In a sterile environment, Registered Nurse Barbara Shank demonstrated the use of the "expensive" equipment and showed them how to perform a sinus procedure.

She noted that the "old way" required looking up the nostrils and grabbing and pulling. Sometimes it required incisions outside the nose or inside the mouth, making it more difficult. Nowadays, surgeons use instruments guided by technology similar to GPS navigation system.

Then the students tried it themselves on bell peppers doubling as noses. Under the supervision of the experienced hospital staff, the students took turns performing the procedures by using instruments with tiny cameras and video screens.

The students used state-of-the-art equipment to pluck "polyps" — actually seeds — from the "sinuses." Occasionally they had to irrigate and use suction in the area.

Donna Lay, YYL coordinator, said the program is designed to help high school juniors in the Yuma Union High School District learn more about the community and the business and organizations that make up the community.

Students apply to the program through their school counselors as sophomores. Once accepted, the students spend one day a month taking Toastmasters lessons and touring different segments of the community, such as government and education.

This month the theme was "Human and Health Services." On this day, students learned about health-care leadership and "got an inside look" into the field, Lay noted.

Ruiz, the San Luis junior, said these tours help her gauge what really interests her and what field she would like to work in.

The program also encourages students to be active in the community by joining organizations and their boards and stepping into leadership roles.

Julie Ott, RN, said the hospital's biggest concern on that day was that the students enjoyed themselves, not with lectures, but with hands-on experiences.

"Touching, feeling — that's what they remember.
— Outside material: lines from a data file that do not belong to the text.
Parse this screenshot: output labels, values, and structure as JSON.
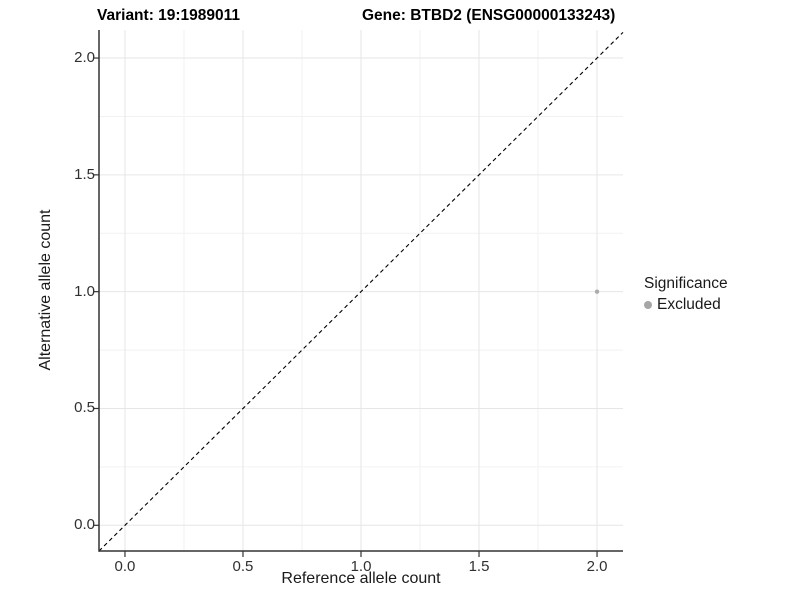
{
  "chart_data": {
    "type": "scatter",
    "titles": {
      "left": "Variant: 19:1989011",
      "right": "Gene: BTBD2 (ENSG00000133243)"
    },
    "xlabel": "Reference allele count",
    "ylabel": "Alternative allele count",
    "xlim": [
      -0.11,
      2.11
    ],
    "ylim": [
      -0.11,
      2.12
    ],
    "x_ticks": [
      "0.0",
      "0.5",
      "1.0",
      "1.5",
      "2.0"
    ],
    "y_ticks": [
      "0.0",
      "0.5",
      "1.0",
      "1.5",
      "2.0"
    ],
    "grid": {
      "show_minor": true,
      "major_color": "#e6e6e6",
      "minor_color": "#f2f2f2"
    },
    "axis": {
      "line_color": "#333333",
      "tick_color": "#333333"
    },
    "identity_line": {
      "equation": "y = x",
      "style": "dashed",
      "color": "#000000"
    },
    "series": [
      {
        "name": "Excluded",
        "color": "#acacac",
        "point_radius": 2.2,
        "points": [
          {
            "x": 2.0,
            "y": 1.0
          }
        ]
      }
    ],
    "legend": {
      "title": "Significance",
      "position": "right",
      "items": [
        {
          "label": "Excluded",
          "color": "#a6a6a6"
        }
      ]
    }
  }
}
We hope they grow interested in the field and see all the things available here in our small community. We want them to realize they can train in the community and work here," Ott said.

"We also want them to see the technology that's in the community. A lot of people don't realize the technology we have here. We hope it strengthens their trust in our health-care system," she added.

"And building our own nurses and doctors, that would be kind of fun."